Kendisinin de itiraf ettiği gibi, El Yaver Kürtlerin desteğiyle Cumhurbaşkanlığı postuna getirilmişti.

Öte yandan El Yaver’in uygulamakla yükümlü olduğu Irak Gecici Yönetim Yasası’nda refarandum bir hak olarak tanınıyor.

Ama El Yaver “Arap çıktı”.

O halde Kürtler kırmadan-dökmeden, insanları kaçırıp kellelerini uçurmadan, çağdaş mücadele yöntemlerini kullanıp imza toplayarak, barışçıl gösteri ve yürüyüşler yaparak taleplerini dile getirince, niçin başta El Yaver olmak üzere öteki Arap milliyetçileri cin çarpmışa dönüyorlar?

Sorunun cevabı Irak’da yaşanan gelişmeler ve bölge devletlerinin bu gelişmelere yönelik tavırlarında gizli.

Irak’ın yeniden yapılanmasında, huzur ve güvene kavuşmasında önemli bir yere sahip olan genel seçimler yaklaştıkça, bu ülkedeki güçler de ellerindeki kartları yavaş yavaş açıyorlar.

Şiiler’in dini lideri Ayetullah Sistani, Şiileri nufus sayımına katılmaya, seçimlerde ortak liste oluşturmaya çağırıyor. Basra, Nasıriye bölgelerinde yaşayan Şii mezhebine bağlı bir Arap aşireti reisi, Irak Gecici Yönetimi’ne başvurarak, aşiretinin yaşadığı bölgelerde federasyon kurulmasını istiyor. Aksi halde seçimlerden sonra direnişe geçeceklerini ilan ediyor.

Ordu, istıhbarat, güvenlik, vb. kurumlarıyla Saddam diktatörlüğünün dayandığı temeli oluşturan, bu rejimin eli kanlı suç ortaklarını içinde barındıran Sunni Arap kesiminde örgütlenen, buralarda belirli bir destek bulan radikal, dinci ve terörist guruplarınsa seçim diye bir dertleri yok. Aksine seçimleri engellemek için her türlü yola başvuruyorlar. Kürtlerle Arapların yan yana yaşadığı Musul ve benzeri yerlerde, Arap-Kürt çatışmasını yaratmak amacıyla, fırsat buldukca Kürtleri katlediyorlar. Irkçı-şoven Arap milliyetçiliğinin güçlü olduğu bu bölgedeki camilerde, “ABD ve İsrail yanlısı” Kürtlerin katlini helal eden fetvalar çıkartılıyor. Şiilerle bir arada yaşamanın mümkün olmadığına dair vaazlar veriliyor.

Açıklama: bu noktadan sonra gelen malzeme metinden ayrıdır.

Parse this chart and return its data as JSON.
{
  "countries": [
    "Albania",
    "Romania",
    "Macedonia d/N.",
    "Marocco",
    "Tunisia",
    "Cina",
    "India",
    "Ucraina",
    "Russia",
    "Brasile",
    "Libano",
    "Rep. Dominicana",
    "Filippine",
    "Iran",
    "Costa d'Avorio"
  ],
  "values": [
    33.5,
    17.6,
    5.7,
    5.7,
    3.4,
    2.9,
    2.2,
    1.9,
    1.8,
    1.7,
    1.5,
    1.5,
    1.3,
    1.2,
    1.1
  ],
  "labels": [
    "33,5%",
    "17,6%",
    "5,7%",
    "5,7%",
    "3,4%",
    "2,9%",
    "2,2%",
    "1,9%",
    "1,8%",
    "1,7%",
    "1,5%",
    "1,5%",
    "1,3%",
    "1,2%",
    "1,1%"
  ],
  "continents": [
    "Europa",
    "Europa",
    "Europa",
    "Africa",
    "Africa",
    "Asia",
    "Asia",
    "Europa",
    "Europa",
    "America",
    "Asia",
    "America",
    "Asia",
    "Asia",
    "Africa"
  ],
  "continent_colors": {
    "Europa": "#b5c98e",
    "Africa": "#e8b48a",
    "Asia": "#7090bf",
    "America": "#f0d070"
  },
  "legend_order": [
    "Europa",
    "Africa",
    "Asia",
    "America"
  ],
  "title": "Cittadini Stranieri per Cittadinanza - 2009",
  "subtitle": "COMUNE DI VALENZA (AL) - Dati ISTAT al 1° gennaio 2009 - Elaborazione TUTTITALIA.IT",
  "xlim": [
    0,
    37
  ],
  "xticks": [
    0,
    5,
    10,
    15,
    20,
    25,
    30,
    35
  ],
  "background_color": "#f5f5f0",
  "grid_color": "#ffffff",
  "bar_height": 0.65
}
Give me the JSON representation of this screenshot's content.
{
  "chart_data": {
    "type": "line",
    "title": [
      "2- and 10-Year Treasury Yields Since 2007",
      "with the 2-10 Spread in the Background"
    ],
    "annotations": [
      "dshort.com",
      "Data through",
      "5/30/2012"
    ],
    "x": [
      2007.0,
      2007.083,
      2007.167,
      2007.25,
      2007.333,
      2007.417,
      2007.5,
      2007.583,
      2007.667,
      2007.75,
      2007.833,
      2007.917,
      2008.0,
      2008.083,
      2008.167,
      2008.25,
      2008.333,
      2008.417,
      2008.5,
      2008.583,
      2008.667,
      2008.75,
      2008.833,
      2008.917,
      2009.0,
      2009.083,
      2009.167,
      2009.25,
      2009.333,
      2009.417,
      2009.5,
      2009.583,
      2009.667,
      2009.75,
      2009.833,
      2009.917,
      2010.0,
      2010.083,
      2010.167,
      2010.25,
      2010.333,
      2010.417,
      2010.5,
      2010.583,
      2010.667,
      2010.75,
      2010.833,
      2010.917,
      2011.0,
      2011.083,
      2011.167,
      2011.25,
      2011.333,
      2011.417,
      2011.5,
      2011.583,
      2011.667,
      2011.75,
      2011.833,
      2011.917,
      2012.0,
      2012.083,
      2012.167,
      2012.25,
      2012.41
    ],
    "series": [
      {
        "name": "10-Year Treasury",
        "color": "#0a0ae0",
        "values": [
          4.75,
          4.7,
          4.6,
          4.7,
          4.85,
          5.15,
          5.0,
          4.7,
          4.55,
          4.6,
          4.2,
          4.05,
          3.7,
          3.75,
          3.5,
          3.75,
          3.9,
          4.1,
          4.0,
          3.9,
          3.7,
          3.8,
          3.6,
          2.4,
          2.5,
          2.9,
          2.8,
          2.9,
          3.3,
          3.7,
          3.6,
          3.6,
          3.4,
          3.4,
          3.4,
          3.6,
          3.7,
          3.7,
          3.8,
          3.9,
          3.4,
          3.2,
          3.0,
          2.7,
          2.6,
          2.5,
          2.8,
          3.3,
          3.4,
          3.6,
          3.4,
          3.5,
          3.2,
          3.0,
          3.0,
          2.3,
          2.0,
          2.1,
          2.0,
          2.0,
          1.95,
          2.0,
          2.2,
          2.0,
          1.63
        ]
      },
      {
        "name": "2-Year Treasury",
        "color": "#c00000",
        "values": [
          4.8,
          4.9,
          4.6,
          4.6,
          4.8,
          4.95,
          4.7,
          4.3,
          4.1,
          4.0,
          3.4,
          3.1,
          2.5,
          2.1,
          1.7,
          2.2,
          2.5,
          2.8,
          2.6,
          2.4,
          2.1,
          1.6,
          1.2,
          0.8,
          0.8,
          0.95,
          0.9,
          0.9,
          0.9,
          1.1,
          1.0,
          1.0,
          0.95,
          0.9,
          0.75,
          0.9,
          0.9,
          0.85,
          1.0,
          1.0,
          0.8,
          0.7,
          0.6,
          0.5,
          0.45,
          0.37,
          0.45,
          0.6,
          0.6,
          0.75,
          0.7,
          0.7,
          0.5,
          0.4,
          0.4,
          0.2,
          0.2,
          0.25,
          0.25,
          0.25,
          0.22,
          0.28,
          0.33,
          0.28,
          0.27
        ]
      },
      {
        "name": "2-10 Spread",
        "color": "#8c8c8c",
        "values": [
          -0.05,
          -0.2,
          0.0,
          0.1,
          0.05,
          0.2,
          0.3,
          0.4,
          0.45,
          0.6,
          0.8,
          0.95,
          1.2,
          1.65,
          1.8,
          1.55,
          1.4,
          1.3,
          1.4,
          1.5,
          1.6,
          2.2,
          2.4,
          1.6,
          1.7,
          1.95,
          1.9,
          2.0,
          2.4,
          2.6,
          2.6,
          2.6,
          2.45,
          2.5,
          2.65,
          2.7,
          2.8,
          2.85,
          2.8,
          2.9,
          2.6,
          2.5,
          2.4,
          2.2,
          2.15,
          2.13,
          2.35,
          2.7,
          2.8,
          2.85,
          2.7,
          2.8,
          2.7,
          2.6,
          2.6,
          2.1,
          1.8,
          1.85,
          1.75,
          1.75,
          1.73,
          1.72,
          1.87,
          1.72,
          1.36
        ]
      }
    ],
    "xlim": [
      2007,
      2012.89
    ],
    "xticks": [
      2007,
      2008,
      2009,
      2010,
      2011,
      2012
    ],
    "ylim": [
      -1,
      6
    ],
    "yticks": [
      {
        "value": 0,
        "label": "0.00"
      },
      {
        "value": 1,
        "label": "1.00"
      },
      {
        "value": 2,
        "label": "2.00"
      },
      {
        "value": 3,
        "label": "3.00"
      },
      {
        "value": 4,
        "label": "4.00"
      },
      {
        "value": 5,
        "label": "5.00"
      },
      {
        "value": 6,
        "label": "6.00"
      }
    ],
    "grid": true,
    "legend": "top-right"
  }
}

Kürtler ise şimdilik, bir denge politikası izliyorlar; “Kıldan İnce Kılıçtan Keskin Sırat Köprüsü”nden geçercesine..

Bir yandan Demokratik, federal Iraktan yana olan ulusal ve dini gurupların seçimlere ortak listeyle katılmaları doğrultusunda çaba sarfediyorlar.

Öte yandan Musul, Kerkük, Sincar, Xanıgin gibi Kürt bölgelerinde, BAAS rejimi döneminde açılan yaraların sarılmasına, bu bölgelerin özüne dönmesine çalışıyorlar.

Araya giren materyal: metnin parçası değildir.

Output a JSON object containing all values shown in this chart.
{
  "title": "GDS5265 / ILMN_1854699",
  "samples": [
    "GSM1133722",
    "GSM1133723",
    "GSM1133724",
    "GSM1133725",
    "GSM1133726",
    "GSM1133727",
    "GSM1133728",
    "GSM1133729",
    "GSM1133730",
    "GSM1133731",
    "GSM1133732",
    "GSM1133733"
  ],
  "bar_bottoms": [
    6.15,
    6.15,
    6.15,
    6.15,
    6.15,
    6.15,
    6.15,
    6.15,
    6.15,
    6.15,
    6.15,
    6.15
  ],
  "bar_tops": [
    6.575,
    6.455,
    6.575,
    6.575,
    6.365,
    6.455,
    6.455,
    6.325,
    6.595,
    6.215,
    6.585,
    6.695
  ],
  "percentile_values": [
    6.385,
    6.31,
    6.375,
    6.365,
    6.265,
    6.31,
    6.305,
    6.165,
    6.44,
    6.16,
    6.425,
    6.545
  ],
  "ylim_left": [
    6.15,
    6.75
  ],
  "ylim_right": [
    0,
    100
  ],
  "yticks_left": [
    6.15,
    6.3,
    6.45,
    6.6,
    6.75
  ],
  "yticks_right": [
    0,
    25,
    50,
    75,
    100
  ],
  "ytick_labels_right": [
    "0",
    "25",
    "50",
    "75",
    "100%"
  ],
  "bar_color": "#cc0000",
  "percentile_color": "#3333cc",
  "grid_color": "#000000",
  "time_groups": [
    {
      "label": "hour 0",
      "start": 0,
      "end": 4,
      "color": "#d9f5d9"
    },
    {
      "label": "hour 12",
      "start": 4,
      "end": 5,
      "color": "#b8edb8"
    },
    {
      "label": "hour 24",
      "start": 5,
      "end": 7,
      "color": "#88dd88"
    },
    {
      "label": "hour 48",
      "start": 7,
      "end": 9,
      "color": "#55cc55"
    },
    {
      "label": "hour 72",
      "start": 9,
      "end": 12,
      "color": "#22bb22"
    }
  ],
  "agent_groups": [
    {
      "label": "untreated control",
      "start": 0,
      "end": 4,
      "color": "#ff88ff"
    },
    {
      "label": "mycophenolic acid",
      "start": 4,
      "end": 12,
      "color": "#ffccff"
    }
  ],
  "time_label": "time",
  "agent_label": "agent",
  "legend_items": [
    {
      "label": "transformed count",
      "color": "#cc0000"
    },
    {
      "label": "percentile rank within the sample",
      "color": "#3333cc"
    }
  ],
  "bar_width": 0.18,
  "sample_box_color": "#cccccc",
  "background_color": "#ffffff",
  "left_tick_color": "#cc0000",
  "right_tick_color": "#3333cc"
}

Ve Kürtler en büyük ve amansız mücadeleyi, Kerkük için ABD, İngiltere ve Türkiye başta olmak üzere öteki komşu devletlere karşı veriyorlar. Araplaştırma ve sürgün politikasına hedef olan bölgelerin, eski duruma getirilmesiyle ilgili olan Irak Gecici Yönetim Yasası’nın 58. Maddesi’nin hayata geçirilmesi amacıyla, merkezi hükümet nezdinde girişimde bulunuyorlar. Aniden Güney Kürdistan’a gelen ve Kerkük konusunda “ihtiyatı” öneren Britanya Dışişleri Bakanı’na, Celal Talabani ve Neçirvan Barzani vasıtasıyla görüşlerini, Kerkük’e geri dönenlerin karşılaştıkları zorlukları anlattılar.

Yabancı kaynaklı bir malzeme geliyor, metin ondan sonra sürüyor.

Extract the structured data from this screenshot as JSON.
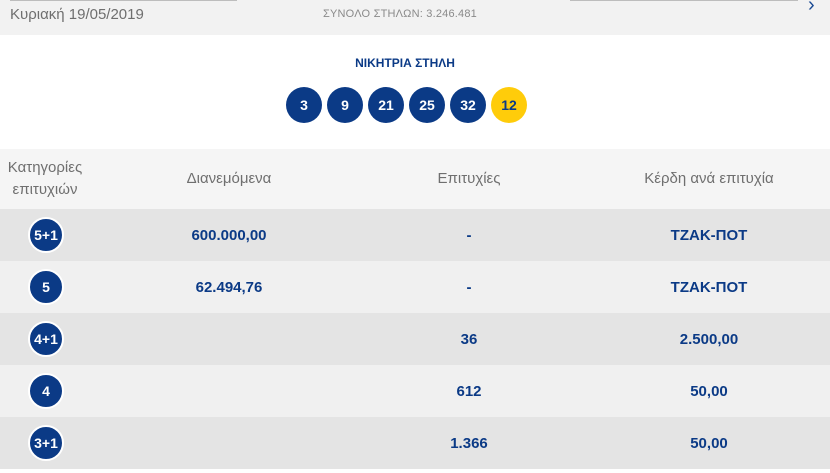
{
  "header": {
    "draw_date": "Κυριακή 19/05/2019",
    "total_columns": "ΣΥΝΟΛΟ ΣΤΗΛΩΝ: 3.246.481",
    "next_arrow": "›"
  },
  "winning": {
    "title": "ΝΙΚΗΤΡΙΑ ΣΤΗΛΗ",
    "numbers": [
      "3",
      "9",
      "21",
      "25",
      "32"
    ],
    "bonus": "12"
  },
  "table": {
    "headers": {
      "category": "Κατηγορίες επιτυχιών",
      "distributed": "Διανεμόμενα",
      "successes": "Επιτυχίες",
      "prize_per_success": "Κέρδη ανά επιτυχία"
    },
    "rows": [
      {
        "category": "5+1",
        "distributed": "600.000,00",
        "successes": "-",
        "prize": "ΤΖΑΚ-ΠΟΤ"
      },
      {
        "category": "5",
        "distributed": "62.494,76",
        "successes": "-",
        "prize": "ΤΖΑΚ-ΠΟΤ"
      },
      {
        "category": "4+1",
        "distributed": "",
        "successes": "36",
        "prize": "2.500,00"
      },
      {
        "category": "4",
        "distributed": "",
        "successes": "612",
        "prize": "50,00"
      },
      {
        "category": "3+1",
        "distributed": "",
        "successes": "1.366",
        "prize": "50,00"
      }
    ]
  },
  "colors": {
    "primary": "#0b3a86",
    "bonus_ball": "#ffcc0a",
    "row_dark": "#e4e4e4",
    "row_light": "#f0f0f0"
  }
}
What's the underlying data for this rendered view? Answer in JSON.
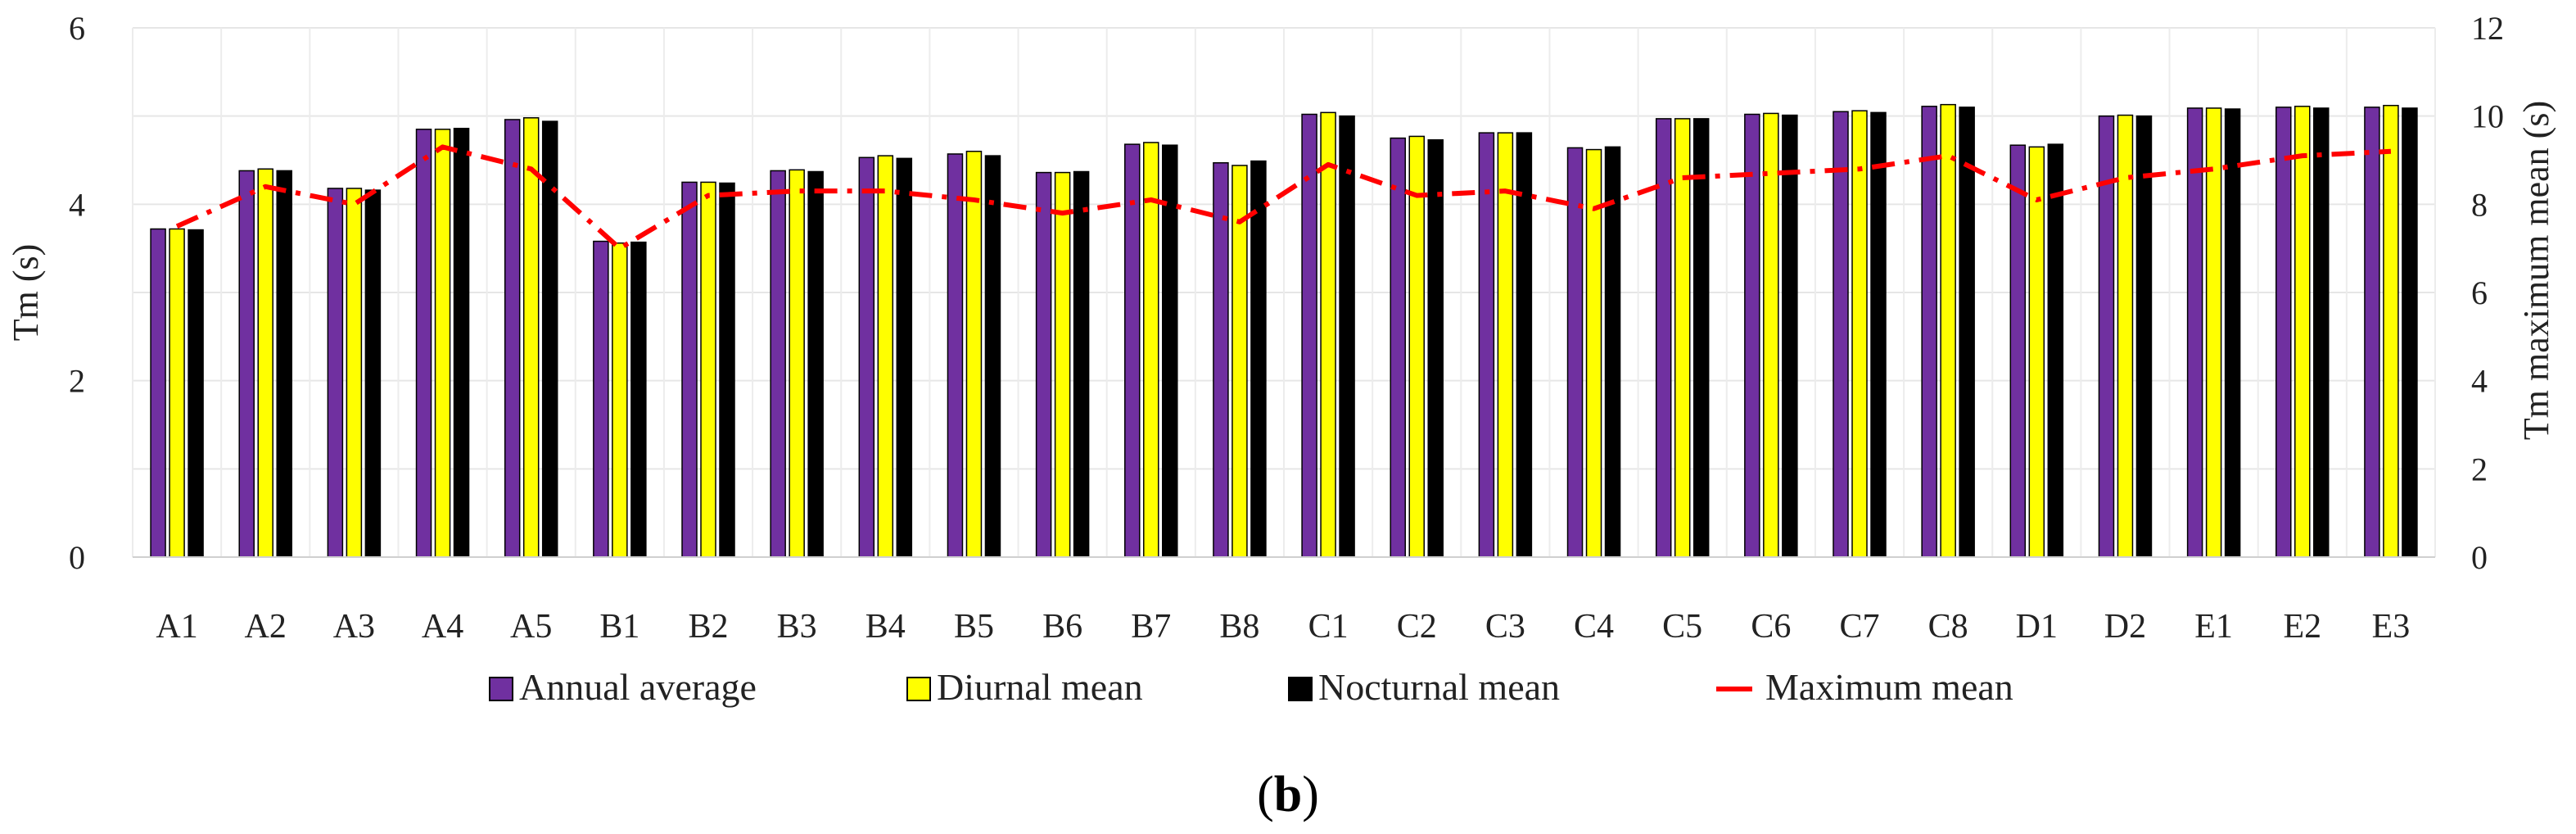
{
  "chart_data": {
    "type": "bar",
    "panel_label": "(b)",
    "categories": [
      "A1",
      "A2",
      "A3",
      "A4",
      "A5",
      "B1",
      "B2",
      "B3",
      "B4",
      "B5",
      "B6",
      "B7",
      "B8",
      "C1",
      "C2",
      "C3",
      "C4",
      "C5",
      "C6",
      "C7",
      "C8",
      "D1",
      "D2",
      "E1",
      "E2",
      "E3"
    ],
    "ylabel": "Tm (s)",
    "y2label": "Tm maximum mean (s)",
    "ylim": [
      0,
      6
    ],
    "y2lim": [
      0,
      12
    ],
    "yticks": [
      "0",
      "2",
      "4",
      "6"
    ],
    "y2ticks": [
      "0",
      "2",
      "4",
      "6",
      "8",
      "10",
      "12"
    ],
    "grid": true,
    "legend_position": "bottom",
    "series": [
      {
        "name": "Annual average",
        "kind": "bar",
        "axis": "left",
        "color": "#7030A0",
        "values": [
          3.72,
          4.38,
          4.18,
          4.85,
          4.96,
          3.58,
          4.25,
          4.38,
          4.53,
          4.57,
          4.36,
          4.68,
          4.47,
          5.02,
          4.75,
          4.81,
          4.64,
          4.97,
          5.02,
          5.05,
          5.11,
          4.67,
          5.0,
          5.09,
          5.1,
          5.1
        ]
      },
      {
        "name": "Diurnal mean",
        "kind": "bar",
        "axis": "left",
        "color": "#FFFF00",
        "values": [
          3.72,
          4.4,
          4.18,
          4.85,
          4.98,
          3.56,
          4.25,
          4.39,
          4.55,
          4.6,
          4.36,
          4.7,
          4.44,
          5.04,
          4.77,
          4.81,
          4.62,
          4.97,
          5.03,
          5.06,
          5.13,
          4.65,
          5.01,
          5.09,
          5.11,
          5.12
        ]
      },
      {
        "name": "Nocturnal mean",
        "kind": "bar",
        "axis": "left",
        "color": "#000000",
        "values": [
          3.71,
          4.38,
          4.16,
          4.86,
          4.94,
          3.57,
          4.24,
          4.37,
          4.52,
          4.55,
          4.37,
          4.67,
          4.49,
          5.0,
          4.73,
          4.81,
          4.65,
          4.97,
          5.01,
          5.04,
          5.1,
          4.68,
          5.0,
          5.08,
          5.09,
          5.09
        ]
      },
      {
        "name": "Maximum mean",
        "kind": "line",
        "axis": "right",
        "color": "#FF0000",
        "values": [
          7.5,
          8.4,
          8.0,
          9.3,
          8.8,
          7.0,
          8.2,
          8.3,
          8.3,
          8.1,
          7.8,
          8.1,
          7.6,
          8.9,
          8.2,
          8.3,
          7.9,
          8.6,
          8.7,
          8.8,
          9.1,
          8.1,
          8.6,
          8.8,
          9.1,
          9.2
        ]
      }
    ]
  }
}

Aynı sorunlar, Mesud Barzani’nin son bölge gezisinde yaptığı resmi toplantılarda dile getirildi.  Neçirvan Barzani’nin bugünlerde ABD Savunma ve Dışişleri Bakanlığı üst düzey yetkileriyle yaptığı toplantıların gündemi de, bu ve benzeri sorunlar.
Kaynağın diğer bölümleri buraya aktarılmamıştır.